А Андрей Палыч медленно-медленно, словно взвешивая каждое слово, продолжал читать:
— «Из этого следует, что партия сумела целесообразно использовать отступление на первых стадиях нэпа для того, чтобы потом, на последующих его стадиях, организовать перелом и повести успешное наступление на капиталистические элементы...»
Лешка напряженно слушал. Статья заставляла его заглянуть вглубь тех громадных общественных вопросов, которые еще недавно казались Лешке затуманенными, неопределенными и которые сейчас обретали четкие контуры и ясный смысл.
Андрей Палыч, не переставая читать, посмотрел поверх очков на Лешку.
Лицо Матроса горело, глаза блестели, пальцы дробно барабанили по подоконнику...
Костя Бушлак неторопливо шагал по вытоптанной в снежных сугробах тропке.
Ослепительно белый снег больно резал глаза, и Костя, жмурясь, думал о том большом уроне, который постиг его и Лешку прошлой ночью: около полсотни беличьих оханов пропали из-за этого шургана и относа.

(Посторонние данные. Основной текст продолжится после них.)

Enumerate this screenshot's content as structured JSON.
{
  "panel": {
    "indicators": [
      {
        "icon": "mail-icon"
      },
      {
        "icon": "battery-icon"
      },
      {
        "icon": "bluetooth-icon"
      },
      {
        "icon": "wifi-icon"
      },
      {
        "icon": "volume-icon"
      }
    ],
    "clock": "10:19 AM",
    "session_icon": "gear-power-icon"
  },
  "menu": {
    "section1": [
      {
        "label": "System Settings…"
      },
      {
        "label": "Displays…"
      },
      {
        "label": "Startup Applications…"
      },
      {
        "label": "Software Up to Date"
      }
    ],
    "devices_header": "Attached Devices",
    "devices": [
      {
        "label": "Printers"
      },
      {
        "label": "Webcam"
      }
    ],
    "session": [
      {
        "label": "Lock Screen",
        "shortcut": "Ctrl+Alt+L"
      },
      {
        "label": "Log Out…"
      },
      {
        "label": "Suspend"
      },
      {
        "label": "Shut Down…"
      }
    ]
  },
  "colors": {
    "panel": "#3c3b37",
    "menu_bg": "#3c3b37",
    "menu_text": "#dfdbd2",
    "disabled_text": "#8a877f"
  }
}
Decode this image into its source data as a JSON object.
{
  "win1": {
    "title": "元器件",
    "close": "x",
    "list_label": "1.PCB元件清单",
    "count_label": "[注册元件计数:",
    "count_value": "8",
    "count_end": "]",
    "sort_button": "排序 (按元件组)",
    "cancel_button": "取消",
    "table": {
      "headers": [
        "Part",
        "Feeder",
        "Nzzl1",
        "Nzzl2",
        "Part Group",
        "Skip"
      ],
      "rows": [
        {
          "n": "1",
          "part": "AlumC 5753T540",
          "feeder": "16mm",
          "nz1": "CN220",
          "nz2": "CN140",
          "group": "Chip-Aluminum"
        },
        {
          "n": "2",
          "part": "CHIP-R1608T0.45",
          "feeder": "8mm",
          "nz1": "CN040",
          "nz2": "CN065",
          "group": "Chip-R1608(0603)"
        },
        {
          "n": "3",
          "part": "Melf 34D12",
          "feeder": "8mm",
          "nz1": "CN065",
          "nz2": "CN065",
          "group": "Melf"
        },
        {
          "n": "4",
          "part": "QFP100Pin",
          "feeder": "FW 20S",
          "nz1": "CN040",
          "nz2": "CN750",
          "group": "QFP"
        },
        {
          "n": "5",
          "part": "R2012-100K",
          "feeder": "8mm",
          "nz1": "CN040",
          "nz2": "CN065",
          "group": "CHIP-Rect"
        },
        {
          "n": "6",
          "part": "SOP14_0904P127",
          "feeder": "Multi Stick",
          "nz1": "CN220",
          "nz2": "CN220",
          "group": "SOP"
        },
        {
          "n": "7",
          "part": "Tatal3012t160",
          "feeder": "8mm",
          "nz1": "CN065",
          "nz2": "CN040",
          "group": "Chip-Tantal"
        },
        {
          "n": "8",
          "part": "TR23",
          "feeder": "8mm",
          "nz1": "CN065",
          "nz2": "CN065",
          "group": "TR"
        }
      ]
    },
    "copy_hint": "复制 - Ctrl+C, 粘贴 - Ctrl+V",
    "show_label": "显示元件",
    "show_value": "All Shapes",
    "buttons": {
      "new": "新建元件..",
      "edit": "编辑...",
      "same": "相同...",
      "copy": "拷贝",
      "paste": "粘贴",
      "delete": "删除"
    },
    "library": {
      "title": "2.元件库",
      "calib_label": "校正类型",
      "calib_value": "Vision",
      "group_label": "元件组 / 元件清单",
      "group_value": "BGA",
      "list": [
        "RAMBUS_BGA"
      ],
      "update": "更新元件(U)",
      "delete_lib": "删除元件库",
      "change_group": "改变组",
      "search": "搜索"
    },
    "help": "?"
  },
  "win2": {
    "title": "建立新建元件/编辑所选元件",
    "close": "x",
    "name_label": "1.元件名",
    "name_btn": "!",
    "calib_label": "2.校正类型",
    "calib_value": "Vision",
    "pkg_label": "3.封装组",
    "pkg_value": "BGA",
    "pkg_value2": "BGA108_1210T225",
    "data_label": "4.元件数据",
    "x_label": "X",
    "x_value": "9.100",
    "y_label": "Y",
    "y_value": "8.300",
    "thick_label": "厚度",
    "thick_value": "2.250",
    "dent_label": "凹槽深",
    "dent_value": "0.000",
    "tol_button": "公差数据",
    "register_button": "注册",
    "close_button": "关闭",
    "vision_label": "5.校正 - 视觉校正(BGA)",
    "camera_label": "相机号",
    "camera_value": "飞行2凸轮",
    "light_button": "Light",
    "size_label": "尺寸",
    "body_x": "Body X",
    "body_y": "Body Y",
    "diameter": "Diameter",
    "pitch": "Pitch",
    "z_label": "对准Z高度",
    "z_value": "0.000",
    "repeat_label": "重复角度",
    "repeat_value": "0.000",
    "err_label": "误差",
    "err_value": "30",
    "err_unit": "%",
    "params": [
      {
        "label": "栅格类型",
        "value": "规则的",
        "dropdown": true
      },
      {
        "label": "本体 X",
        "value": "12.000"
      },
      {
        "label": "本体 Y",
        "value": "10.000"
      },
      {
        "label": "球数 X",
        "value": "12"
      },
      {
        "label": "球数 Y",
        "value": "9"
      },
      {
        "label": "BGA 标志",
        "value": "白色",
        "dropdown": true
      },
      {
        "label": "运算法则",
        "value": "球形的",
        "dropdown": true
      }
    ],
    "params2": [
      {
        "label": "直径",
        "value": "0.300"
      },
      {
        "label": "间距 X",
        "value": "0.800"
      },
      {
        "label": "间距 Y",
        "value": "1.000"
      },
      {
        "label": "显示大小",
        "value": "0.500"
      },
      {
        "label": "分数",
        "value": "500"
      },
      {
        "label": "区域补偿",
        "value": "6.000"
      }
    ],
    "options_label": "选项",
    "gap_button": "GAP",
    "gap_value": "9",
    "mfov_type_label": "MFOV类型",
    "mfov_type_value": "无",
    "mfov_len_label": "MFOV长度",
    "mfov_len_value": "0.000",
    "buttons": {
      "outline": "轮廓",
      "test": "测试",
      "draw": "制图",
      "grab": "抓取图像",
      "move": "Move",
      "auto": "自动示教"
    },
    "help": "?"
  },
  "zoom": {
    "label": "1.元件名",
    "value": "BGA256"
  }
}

Ловцы, особенно глубьевые, морские, испокон века проводили совместный, в два-три человека, лов. Море заставляло их соединять свои силы, чтобы успешнее бороться со стихией. Иначе и нельзя было: одному на морской реюшке не выехать на Каспий, а на меньшей посудине — на бударке или куласе — выезжать можно было только за смертью; во время шторма одному не совладать было и с ветрами, одному в это время — верная погибель...
И ловцы, чтобы жить, детей растить, кто как мог, так и изворачивался. Одни, которые покрепче и поумней, стараясь выдержать безжалостные удары моря, совместно работали сами на себя. Другие, послабее волей, шли за помощью к дойкиным и краснощековым, — рыбники объединяли их, снабжали сбруей и посылали на лов.
Но у каждого была заветная думка: стать исправным, самостоятельным ловцом. Посудину свою иметь, сети, снасти — такова была думка. Глядишь, и добился всего этого человек, как вдруг — шторм, относ или пролов, и опять человек в беде.
У Кости в девятнадцатом году отца повесили белые; Андрей Палыч взял опеку над молодым Костей, с тех пор и ловят они сообща, вскладчину, а года четыре назад присоединился к ним Лешка-Матрос, потом присоединился Григорий Буркин, молодой рыбак Сенька, Василий Сазан.
Ладно, в полном согласии ловили они. Несколько раз шурганы и штормы накрывали их, напрягали ловцы все свои силы, и кое-как сами справлялись с неудачей. Никогда не обращались они за помощью ни к Дойкину, ни к Краснощекову. А если и обратились бы, все равно не помогли бы они. Косте не помогли бы потому, что его отец в восемнадцатом году арестовывал самого Краснощекова, Буркин тоже памятен и Краснощекову и другим скупщикам, Лешке отказали бы из-за того, что очень уж злословил он над рыбниками, а Андрею Палычу не дали бы помощи по той причине, что молчалив он, горд слишком, никогда не снимет шапки.